Vaguely seeing that there were people down in the garden beneath she represented them as aimless masses of matter, floating hither and thither, without aim except to impede her. What were they doing, those other people in the world?
"Nobody knows," she said. The force of her rage was beginning to spend itself, and the vision of the world which had been so vivid became dim.
"It's a dream," she murmured. She considered the rusty inkstand, the pen, the ash-tray, and the old French newspaper. These small and worthless objects seemed to her to represent human lives.
"We're asleep and dreaming," she repeated. But the possibility which now suggested itself that one of the shapes might be the shape of Terence roused her from her melancholy lethargy.

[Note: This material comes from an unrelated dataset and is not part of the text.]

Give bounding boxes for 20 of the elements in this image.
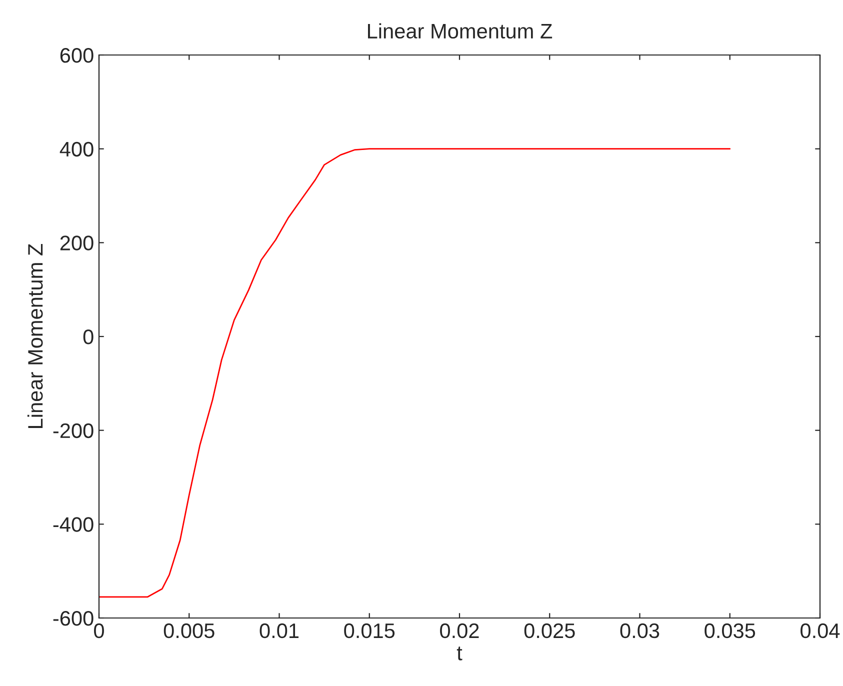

She became as restless as she had been before she sat down. She was no longer able to see the world as a town laid out beneath her.
It was covered instead by a haze of feverish red mist. She had returned to the state in which she had been all day. Thinking was no escape. Physical movement was the only refuge, in and out of rooms, in and out of people's minds, seeking she knew not what.
Therefore she rose, pushed back the table, and went downstairs.